Progressive tire dealers should be developing service offerings above and beyond the familiar oil changes and spark plug replacements.
If they don't, their competitors certainly will.
There's nothing wrong with selling maintenance ``staples'' such as oil changes and spark plug replacements. But to hear many owners and managers explain it, the world of automotive maintenance ends right there. To the contrary, maintenance is a large menu of items, many of which the vehicle manufacturers either mandate or recommend.
I have been writing this column for nearly 17 years and this is neither the first nor the last time I'll discuss the virtues of selling maintenance more effectively. Regular Tire Business readers know that underselling maintenance is an old peeve of mine. But pet peeve or not, tire dealers and service shop operators wouldn't be crying the blues about quick-service specialists if they had done a stellar job of selling maintenance. The lousier the job you do promoting maintenance, the more opportunities you unintentionally create for the ``quickie-style'' competition.
First, all service personnel should feel enthusiastic about selling maintenance because it's always a solid value for the motorist. After all, maintenance is the key to longevity and lower overall operating costs. This has to appeal to an element of the motoring public that is both perceptive as well as very cost-conscious.
For instance, most families have two wage earners because they need them. Plus, they often need two vehicles simply because the automobile is the only way to get to work. Children who work and/or go to school also may heighten concerns about the operating costs of the family fleet. Address these concerns by communicating the value of ongoing maintenance.
Second, there's no shortage of stress in the lives of your customers and prospective customers. I believe there's another undervalued benefit here. Ultimately, maintenance reduces stress by reducing worries about breakdowns and unpleasant surprises in vehicle ownership. Your service department can't eliminate ownership worries but it certainly can minimize those worries via ongoing maintenance. Pitch that concept.
Third, routine maintenance appears to be a nuisance and inconvenience to some motorists. However, maintenance always ends up being substantially less time, money and aggravation than the alternative.
Fourth, service personnel should appreciate maintenance procedures for mercenary reasons. There are a multitude of opportunities. Just consider these: fuel system cleaning; flushing the brake system with clean brake fluid; flushing and refilling the cooling system; replacing drive belts and hoses; replacing air and fuel filters; servicing the throttle housing; changing transmission fluid; replacing cabin air filters; and replacing timing belts and water pumps.

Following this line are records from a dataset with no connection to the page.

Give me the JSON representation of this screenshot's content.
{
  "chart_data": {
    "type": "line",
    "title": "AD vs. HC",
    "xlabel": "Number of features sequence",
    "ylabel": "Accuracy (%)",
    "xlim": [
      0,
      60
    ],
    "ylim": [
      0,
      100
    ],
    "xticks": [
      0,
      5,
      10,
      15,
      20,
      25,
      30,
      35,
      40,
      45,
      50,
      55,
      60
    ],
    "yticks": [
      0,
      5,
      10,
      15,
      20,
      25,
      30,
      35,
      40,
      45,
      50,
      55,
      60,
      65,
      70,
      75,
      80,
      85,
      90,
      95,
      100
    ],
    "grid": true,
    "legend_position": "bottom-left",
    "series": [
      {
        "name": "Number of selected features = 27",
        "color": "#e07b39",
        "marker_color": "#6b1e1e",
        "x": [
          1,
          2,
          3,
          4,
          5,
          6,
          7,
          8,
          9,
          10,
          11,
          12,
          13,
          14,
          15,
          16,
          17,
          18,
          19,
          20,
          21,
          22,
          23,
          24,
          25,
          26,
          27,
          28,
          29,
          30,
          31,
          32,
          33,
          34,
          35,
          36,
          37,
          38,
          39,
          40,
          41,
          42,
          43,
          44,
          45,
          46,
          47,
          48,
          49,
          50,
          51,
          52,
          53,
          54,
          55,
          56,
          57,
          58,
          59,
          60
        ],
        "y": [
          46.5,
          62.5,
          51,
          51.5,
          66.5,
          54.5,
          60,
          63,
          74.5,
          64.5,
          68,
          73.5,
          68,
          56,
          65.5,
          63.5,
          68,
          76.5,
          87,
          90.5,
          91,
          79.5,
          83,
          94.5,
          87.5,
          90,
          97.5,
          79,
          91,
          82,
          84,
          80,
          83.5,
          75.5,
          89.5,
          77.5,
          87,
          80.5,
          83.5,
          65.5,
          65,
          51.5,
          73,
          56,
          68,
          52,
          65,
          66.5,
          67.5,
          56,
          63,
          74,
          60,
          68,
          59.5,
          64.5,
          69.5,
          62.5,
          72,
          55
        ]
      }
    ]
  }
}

Experience shows that techs always have plenty to do and money to make when the service salespeople are selling maintenance effectively.
Fifth, everyone has to like maintenance simply because it's easier to schedule in the front end of the business and easier to predict the outcome back in the service bays. For example, certain diagnostic and troubleshooting jobs are difficult to schedule up front simply because it can be tough predicting the outcome.
Likewise, techs in the bays are often hard-pressed to estimate an outcome until they have completed the required electrical or hydraulic tests on a diagnostic assignment. Once they've completed a timing belt job or transmission service, they know exactly how long the job will take and what the outcome will be. There's a lot to be said for the confidence that predictability breeds in the bays.
Last but not least, don't underestimate the effectiveness of reviewing the owner's manual for the vehicle maker-mandated services. Doing so is the cheapest and easiest way I know to keep your bays busier than you ever imagined.